The Congress of Neurological Surgeons had established the "Michael L. J. Apuzzo Lecture on Creativity and Innovation" as a keynote lecture at its annual meeting. The "Apuzzo Prize for Creativity and Innovation" has been established at both the Boston University and Keck Schools of Medicine. He is the 2014 recipient of the Congress of Neurological Surgeons' "Founders Laurel Award". He was honored by the Ohio State University with a Doctor of Science degree in May 2015.

"The Ohio State University salutes Michael L.J. Apuzzo. It is difficult to overstate the importance of the contributions Dr. Michael L.J. Apuzzo has made to the field of neurosurgery.
A remarkably innovative clinician, scientist and scholar, he has become an international icon for his groundbreaking scientific discoveries and for this use of cutting-edge technologies to redefine neurosurgical practice.
His tireless dedication and pioneering spirit have earned him recognition as one of the world's most renowned neurosurgeons.

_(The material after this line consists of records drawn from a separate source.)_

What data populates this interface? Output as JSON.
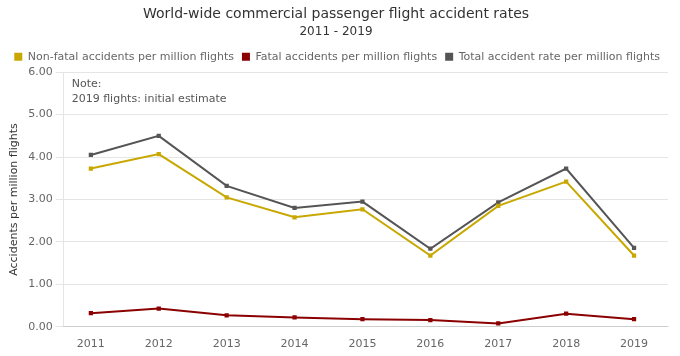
{
  "chart_data": {
    "type": "line",
    "title": "World-wide commercial passenger flight accident rates",
    "subtitle": "2011 - 2019",
    "y_label": "Accidents per million flights",
    "x": [
      2011,
      2012,
      2013,
      2014,
      2015,
      2016,
      2017,
      2018,
      2019
    ],
    "xlim": [
      2010.6,
      2019.5
    ],
    "xticks": [
      2011,
      2012,
      2013,
      2014,
      2015,
      2016,
      2017,
      2018,
      2019
    ],
    "ylim": [
      0,
      6.0
    ],
    "yticks": [
      {
        "value": 0.0,
        "label": "0.00"
      },
      {
        "value": 1.0,
        "label": "1.00"
      },
      {
        "value": 2.0,
        "label": "2.00"
      },
      {
        "value": 3.0,
        "label": "3.00"
      },
      {
        "value": 4.0,
        "label": "4.00"
      },
      {
        "value": 5.0,
        "label": "5.00"
      },
      {
        "value": 6.0,
        "label": "6.00"
      }
    ],
    "series": [
      {
        "name": "Non-fatal accidents per million flights",
        "color": "#C8A800",
        "marker": "square",
        "line_style": "solid",
        "values": [
          3.73,
          4.07,
          3.05,
          2.58,
          2.77,
          1.68,
          2.85,
          3.42,
          1.68
        ]
      },
      {
        "name": "Fatal accidents per million flights",
        "color": "#8B0000",
        "marker": "square",
        "line_style": "solid",
        "values": [
          0.32,
          0.43,
          0.27,
          0.22,
          0.18,
          0.16,
          0.08,
          0.31,
          0.18
        ]
      },
      {
        "name": "Total accident rate per million flights",
        "color": "#555555",
        "marker": "square",
        "line_style": "solid",
        "values": [
          4.05,
          4.5,
          3.32,
          2.8,
          2.95,
          1.84,
          2.93,
          3.73,
          1.86
        ]
      }
    ],
    "annotations": [
      "Note:",
      "2019 flights: initial estimate"
    ],
    "grid": "y",
    "legend": "upper right"
  }
}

In recognition of these outstanding achievements, The Ohio State University confers upon him the degree of Doctor of Science Honoris causa, May 10, 2015."
— Honoree Commencement Dinner, The Ohio State University, May 2015, Columbus, Ohio by Michael V. Drake, M.D., president of the Ohio State University
In May 2009, the University of Southern California's Department of Neurological Surgery and the Keck School of Medicine established the Michael L.J. Apuzzo Professorship for Advanced Neurological Surgery. The professorship is endowed by Ernest A. Bates.

On May 6, 2022, the Department of Neurosurgery at Yale hosted the inaugural Michael L. J. Apuzzo lecture for the first time, to honor Apuzzo. He received an honorary degree in 2023 from WVU.